Y esto implica que la Iglesia debe responder a la pregunta: ¿qué sentido tiene para mi vida ser cristiano? ¿Qué me «ofrece» Jesucristo que el resto del mundo no puede ofrecerme?

 

Estoy hablando de recuperar la credibilidad de la Iglesia, tanto para los «de fuera» como para los «de dentro», como misión y tarea de la comunidad cristiana. Esto es todo lo que tenemos y debemos volver a las primeras palabras del Apóstol San Pedro: «No tengo plata ni oro, pero lo que tengo te lo doy: en nombre de Jesucristo, el Nazareno, ¡levántate y anda!». Esto es lo que tenemos y esto es lo que debemos ofrecer libremente para que aquellos con quienes nos encontramos libremente puedan acogerlo.

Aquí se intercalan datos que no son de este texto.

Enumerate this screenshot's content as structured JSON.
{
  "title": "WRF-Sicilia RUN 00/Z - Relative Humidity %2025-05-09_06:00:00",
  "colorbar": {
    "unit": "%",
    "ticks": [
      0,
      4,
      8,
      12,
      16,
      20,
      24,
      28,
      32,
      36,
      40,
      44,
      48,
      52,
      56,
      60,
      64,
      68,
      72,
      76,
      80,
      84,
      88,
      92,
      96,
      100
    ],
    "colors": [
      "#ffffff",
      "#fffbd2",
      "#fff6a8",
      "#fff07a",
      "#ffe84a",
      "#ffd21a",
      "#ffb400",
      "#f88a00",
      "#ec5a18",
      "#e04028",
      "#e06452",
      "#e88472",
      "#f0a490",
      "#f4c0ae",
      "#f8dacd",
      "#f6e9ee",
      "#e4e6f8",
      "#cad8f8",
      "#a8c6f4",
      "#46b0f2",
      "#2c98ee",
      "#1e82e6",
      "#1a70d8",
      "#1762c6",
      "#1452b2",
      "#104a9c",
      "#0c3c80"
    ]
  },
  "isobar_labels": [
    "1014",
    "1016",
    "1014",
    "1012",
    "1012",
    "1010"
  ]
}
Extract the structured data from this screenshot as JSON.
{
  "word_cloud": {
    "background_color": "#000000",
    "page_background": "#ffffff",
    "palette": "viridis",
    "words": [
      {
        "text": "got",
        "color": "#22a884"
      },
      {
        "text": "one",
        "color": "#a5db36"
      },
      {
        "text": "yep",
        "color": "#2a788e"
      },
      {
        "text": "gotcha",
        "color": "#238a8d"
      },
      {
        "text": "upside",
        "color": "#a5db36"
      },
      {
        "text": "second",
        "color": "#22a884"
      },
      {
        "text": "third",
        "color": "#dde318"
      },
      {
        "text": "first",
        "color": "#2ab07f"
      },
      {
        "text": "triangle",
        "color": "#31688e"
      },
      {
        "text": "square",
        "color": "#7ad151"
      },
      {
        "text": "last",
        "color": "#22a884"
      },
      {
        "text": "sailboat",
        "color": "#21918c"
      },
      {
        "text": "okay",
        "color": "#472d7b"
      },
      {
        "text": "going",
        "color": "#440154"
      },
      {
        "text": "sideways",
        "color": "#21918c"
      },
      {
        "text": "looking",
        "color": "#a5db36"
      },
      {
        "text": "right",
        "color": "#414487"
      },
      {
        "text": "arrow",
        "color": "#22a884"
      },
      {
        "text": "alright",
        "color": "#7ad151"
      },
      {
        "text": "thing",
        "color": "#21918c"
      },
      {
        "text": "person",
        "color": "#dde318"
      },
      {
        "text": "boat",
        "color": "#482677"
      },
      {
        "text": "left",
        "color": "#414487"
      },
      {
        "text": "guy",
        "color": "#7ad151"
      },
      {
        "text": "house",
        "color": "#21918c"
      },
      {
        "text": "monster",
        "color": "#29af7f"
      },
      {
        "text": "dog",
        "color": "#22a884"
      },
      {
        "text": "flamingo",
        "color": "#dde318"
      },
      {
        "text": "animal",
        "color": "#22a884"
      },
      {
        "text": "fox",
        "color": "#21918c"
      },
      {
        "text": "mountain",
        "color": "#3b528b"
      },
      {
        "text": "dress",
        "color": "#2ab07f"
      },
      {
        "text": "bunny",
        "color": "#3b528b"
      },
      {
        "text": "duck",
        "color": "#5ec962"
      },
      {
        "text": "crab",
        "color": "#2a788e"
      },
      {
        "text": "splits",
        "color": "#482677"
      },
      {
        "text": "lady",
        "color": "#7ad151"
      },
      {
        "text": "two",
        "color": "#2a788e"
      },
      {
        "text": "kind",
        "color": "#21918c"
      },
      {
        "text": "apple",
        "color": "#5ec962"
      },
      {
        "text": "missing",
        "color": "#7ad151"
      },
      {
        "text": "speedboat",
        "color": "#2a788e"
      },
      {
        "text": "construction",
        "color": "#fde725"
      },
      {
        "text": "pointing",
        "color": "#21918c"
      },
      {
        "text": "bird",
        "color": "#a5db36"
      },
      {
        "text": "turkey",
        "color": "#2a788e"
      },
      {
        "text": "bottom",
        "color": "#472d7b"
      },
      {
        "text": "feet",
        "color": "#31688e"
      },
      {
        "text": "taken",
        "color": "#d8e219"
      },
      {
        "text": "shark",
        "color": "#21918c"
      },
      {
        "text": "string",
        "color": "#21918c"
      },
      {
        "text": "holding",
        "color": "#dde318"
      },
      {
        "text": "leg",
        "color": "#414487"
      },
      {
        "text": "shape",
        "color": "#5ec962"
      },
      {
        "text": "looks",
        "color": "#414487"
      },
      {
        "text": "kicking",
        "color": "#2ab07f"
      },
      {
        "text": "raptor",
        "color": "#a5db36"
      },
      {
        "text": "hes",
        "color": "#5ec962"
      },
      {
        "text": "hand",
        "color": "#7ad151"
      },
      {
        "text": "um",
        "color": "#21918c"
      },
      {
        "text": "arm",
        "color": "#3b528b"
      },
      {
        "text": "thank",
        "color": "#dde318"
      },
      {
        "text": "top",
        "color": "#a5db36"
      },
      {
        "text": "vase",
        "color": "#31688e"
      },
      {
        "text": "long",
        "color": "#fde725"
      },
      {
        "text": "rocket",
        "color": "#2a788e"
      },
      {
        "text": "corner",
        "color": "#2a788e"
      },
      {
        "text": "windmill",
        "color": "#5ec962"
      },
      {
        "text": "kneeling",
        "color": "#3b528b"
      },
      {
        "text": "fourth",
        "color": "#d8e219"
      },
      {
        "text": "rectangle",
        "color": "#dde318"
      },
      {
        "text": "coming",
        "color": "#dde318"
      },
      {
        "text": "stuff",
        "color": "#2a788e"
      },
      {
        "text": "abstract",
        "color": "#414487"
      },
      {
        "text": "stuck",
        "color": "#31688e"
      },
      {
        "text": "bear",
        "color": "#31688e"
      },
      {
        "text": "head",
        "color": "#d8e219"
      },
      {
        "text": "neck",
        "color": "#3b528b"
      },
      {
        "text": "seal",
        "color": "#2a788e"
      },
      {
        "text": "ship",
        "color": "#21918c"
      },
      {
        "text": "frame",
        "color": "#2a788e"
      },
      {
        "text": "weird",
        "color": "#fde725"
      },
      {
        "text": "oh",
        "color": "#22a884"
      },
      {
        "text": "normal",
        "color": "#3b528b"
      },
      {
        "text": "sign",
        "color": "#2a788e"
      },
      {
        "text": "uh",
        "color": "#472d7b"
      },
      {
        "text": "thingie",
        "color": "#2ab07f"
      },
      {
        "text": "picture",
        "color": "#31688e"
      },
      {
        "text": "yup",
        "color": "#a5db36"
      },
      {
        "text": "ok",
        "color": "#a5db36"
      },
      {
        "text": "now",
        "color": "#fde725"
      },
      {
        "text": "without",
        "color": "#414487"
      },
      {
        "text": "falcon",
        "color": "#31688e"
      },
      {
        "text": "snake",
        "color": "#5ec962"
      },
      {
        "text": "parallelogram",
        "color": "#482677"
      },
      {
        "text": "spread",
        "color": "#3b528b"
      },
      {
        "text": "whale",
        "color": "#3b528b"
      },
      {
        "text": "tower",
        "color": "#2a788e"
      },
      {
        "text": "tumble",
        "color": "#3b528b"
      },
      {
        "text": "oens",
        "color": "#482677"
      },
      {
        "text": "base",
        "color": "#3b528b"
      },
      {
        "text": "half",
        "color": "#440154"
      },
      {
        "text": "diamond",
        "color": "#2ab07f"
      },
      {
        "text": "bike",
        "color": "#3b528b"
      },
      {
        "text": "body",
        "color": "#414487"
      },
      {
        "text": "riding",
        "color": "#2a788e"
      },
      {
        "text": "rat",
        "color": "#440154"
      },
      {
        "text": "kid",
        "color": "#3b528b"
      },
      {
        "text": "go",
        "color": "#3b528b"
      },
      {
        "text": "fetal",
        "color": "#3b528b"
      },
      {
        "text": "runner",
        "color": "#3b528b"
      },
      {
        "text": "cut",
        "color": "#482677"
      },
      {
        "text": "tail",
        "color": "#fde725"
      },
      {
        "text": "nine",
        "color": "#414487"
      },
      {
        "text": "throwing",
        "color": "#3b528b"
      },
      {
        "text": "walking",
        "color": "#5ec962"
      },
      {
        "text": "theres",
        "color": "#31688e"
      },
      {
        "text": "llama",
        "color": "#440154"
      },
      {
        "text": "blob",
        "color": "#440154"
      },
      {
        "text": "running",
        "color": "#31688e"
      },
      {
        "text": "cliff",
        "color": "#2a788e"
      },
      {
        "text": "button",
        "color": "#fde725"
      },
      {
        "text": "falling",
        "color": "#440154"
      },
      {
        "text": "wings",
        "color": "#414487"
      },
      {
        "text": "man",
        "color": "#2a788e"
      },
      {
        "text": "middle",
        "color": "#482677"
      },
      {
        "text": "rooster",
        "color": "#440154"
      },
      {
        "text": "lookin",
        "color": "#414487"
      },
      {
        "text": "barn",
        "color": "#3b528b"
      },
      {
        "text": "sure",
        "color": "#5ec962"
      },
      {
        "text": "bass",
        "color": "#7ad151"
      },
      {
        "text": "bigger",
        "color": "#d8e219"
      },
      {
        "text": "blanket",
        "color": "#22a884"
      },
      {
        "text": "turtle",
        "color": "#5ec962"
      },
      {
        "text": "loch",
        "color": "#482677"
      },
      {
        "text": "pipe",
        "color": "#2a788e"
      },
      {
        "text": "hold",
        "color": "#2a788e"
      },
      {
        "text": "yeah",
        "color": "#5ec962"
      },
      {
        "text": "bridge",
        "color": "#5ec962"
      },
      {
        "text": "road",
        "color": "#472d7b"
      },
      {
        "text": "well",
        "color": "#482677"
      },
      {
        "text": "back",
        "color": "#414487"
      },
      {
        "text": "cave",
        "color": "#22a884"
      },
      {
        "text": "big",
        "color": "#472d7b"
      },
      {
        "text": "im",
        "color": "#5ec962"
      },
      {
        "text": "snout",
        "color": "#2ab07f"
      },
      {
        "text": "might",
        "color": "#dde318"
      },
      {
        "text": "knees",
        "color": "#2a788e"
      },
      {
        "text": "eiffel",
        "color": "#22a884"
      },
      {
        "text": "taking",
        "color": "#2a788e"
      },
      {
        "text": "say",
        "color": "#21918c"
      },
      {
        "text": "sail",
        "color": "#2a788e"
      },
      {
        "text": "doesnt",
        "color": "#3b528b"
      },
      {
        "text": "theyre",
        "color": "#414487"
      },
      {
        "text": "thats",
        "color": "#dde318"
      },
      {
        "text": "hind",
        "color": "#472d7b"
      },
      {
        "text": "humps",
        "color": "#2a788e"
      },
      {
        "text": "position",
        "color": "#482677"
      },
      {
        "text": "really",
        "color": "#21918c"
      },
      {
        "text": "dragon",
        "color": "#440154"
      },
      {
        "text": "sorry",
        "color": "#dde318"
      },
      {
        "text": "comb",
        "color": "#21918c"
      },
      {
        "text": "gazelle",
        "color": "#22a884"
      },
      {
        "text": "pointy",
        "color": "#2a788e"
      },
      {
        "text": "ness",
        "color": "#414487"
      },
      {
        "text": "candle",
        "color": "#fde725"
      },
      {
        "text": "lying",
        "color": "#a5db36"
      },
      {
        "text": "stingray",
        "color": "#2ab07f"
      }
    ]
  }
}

Parafraseando a Karl Rahner, el cristiano del mañana será responsable (es decir, capaz de «dar razón de su fe») o no será.

 

No vivimos en una sociedad cristiana y, sin embargo, seguimos pensando, organizándonos y evangelizando como si lo fuéramos. Como si los que «no vienen» a la Iglesia fueran los malos. ¿Y si, en cambio, fueran simplemente más coherentes que muchos de los que calentamos los bancos todos los Domingos? La hipocresía en la que siempre corre el riesgo de caer el «buen cristiano» también puede estar a la vista de todos en estos tiempos...

 

Esta llamada al individuo, a su vida, al sentido de su libertad, implica un serio trabajo de replanteamiento de la fe, de la pastoral y, en general, de la imagen que la Iglesia tiene de sí misma. Y si esto supone perder a todos o casi todos los que hasta ahora estaban convencidos de no tener otra opción, paciencia.

 

Si Dios quiere, hasta podrían volver, pero con una conciencia y una alegría diferentes. Porque no se han encontrado arrojados en una realidad que, en el fondo, ni siquiera conocen (¡y en la que mucho menos creen!), sino que se sentirán realmente en una familia, en una comunidad de personas unidas entre sí por un amor que realmente da forma a su vida y por el que realmente vale la pena decir «ser cristianos».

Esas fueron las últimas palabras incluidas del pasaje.